Bruxelles veut optimiser les systèmes de chauffage et de refroidissement

La Commission européenne a présenté le 16 février la première stratégie destinée à optimiser les systèmes de chauffage et de refroidissement dans les bâtiments et l’industrie. Ce secteur représente 50 % de la consommation annuelle d’énergie de l’UE.

En quoi consiste la première communication sur une stratégie en matière de chauffage et de refroidissement et quel est son objectif ?

"La stratégie de l’UE en matière de chauffage et de refroidissement est la première initiative que l’UE consacre à l’énergie consommée par les systèmes de chauffage et de refroidissement utilisés dans les bâtiments et dans l’industrie, qui représente aujourd’hui 50 % de la consommation annuelle d’énergie de l’UE. Rendre ce secteur plus intelligent, plus efficace et plus durable permettra de faire diminuer les importations et la dépendance à l’égard de l’énergie, de faire baisser les coûts et de réduire les émissions. Cette stratégie est une des actions phares du cadre stratégique pour une union de l’énergie. Elle contribuera à l’amélioration de la sécurité énergétique de l’UE et à la mise en œuvre du programme d’action en faveur du climat après la COP 21."

Qu’entend-on par «chauffage et refroidissement» ?

"Il s’agit de l’ensemble des systèmes, consommateurs d’énergie, utilisés pour chauffer ou refroidir les bâtiments, du secteur résidentiel ou du secteur des services (écoles, hôpitaux, immeubles de bureaux, par exemple). Quasiment tous les processus industriels nécessaires à la fabrication des produits que nous utilisons au quotidien font eux aussi appel à de tels systèmes.

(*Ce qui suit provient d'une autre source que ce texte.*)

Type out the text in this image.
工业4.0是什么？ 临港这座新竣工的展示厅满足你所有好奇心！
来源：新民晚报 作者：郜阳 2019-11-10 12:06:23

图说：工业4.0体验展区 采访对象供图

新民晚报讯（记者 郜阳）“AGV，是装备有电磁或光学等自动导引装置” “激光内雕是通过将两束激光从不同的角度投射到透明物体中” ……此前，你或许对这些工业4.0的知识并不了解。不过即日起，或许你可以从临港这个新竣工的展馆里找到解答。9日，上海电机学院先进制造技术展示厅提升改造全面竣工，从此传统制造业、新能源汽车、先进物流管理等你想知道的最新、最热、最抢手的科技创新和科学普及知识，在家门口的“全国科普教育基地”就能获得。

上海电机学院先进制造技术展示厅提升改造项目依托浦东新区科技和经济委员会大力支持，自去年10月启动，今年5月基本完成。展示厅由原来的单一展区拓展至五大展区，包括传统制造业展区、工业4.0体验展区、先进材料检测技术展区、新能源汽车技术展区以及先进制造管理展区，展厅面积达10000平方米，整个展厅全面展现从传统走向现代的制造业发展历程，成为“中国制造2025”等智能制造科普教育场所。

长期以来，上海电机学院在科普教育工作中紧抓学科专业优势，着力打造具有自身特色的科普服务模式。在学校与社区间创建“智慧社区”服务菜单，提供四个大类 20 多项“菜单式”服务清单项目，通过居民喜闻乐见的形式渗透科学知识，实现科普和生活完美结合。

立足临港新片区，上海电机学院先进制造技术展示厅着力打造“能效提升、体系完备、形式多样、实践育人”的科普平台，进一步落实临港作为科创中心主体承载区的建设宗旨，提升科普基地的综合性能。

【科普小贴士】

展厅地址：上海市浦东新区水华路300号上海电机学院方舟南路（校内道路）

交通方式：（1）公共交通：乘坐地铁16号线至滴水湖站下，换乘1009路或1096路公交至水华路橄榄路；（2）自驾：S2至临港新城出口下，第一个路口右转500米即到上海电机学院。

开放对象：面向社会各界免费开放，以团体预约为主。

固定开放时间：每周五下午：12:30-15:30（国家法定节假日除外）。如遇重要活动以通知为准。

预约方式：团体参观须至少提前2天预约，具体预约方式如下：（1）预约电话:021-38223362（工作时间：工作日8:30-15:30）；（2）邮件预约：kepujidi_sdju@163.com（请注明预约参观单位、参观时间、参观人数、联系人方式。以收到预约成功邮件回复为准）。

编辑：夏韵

Ceux-ci sont également très répandus dans le secteur des services, et notamment celui du commerce de détail (pour assurer la conservation des produits alimentaires tout au long de la chaîne d’approvisionnement, depuis la production jusqu’au supermarché et au consommateur)."
 
Que représente le secteur du chauffage et du refroidissement en Europe ?

"Actuellement, 50 % de la consommation annuelle d’énergie de l’UE est imputable à ce secteur. Il représente 13 % de la consommation de pétrole et 59 % de la consommation totale de gaz de l’UE (utilisation directe uniquement), soit 68 % du total des importations de gaz."

"En effet, en Europe, les bâtiments sont anciens, ce qui pose divers problèmes : Près de la moitié des bâtiments de l’UE possèdent des chaudières installées avant 1992 et dont le rendement est inférieur à 60 %; 22 % des chaudières à gaz, 34 % des chauffages électriques directs, 47 % des chaudières au fioul et 58 % des chaudières à charbon ont dépassé leur durée de vie technique."

"La rénovation des bâtiments existants pourrait permettre de réduire la consommation d’énergie mais le taux de rénovation est actuellement inférieur à 1 %."

"Le secteur utilise peu de sources d’énergie renouvelables: la principale source d’énergie primaire utilisée pour le chauffage et le refroidissement est le gaz naturel (46 %), suivi du charbon (environ 15 %), de la biomasse (environ 11 %), du fioul (10 %) de l’énergie nucléaire (7 %) et de certaines sources d’énergie renouvelables (éolien, photovoltaïque et hydroélectricité, environ 5 %). Les autres sources d’énergie renouvelables, telles que l’énergie solaire (thermique), la chaleur ambiante et l’énergie géothermique représentent au total 1,5 % de la consommation, et les autres combustibles fossiles 4 %. La part globale des énergies renouvelables dans la consommation d’énergie primaire du secteur du chauffage et du refroidissement est actuellement de 18 % et il est tout à fait possible de l’accroître."
 
"Le gaspillage d’énergie est trop important: selon les estimations, la chaleur générée par les processus industriels et dissipée ensuite dans l’atmosphère ou dans l’eau permettrait de satisfaire la totalité des besoins en matière de chauffage des secteurs résidentiel et tertiaire de l’UE[1]."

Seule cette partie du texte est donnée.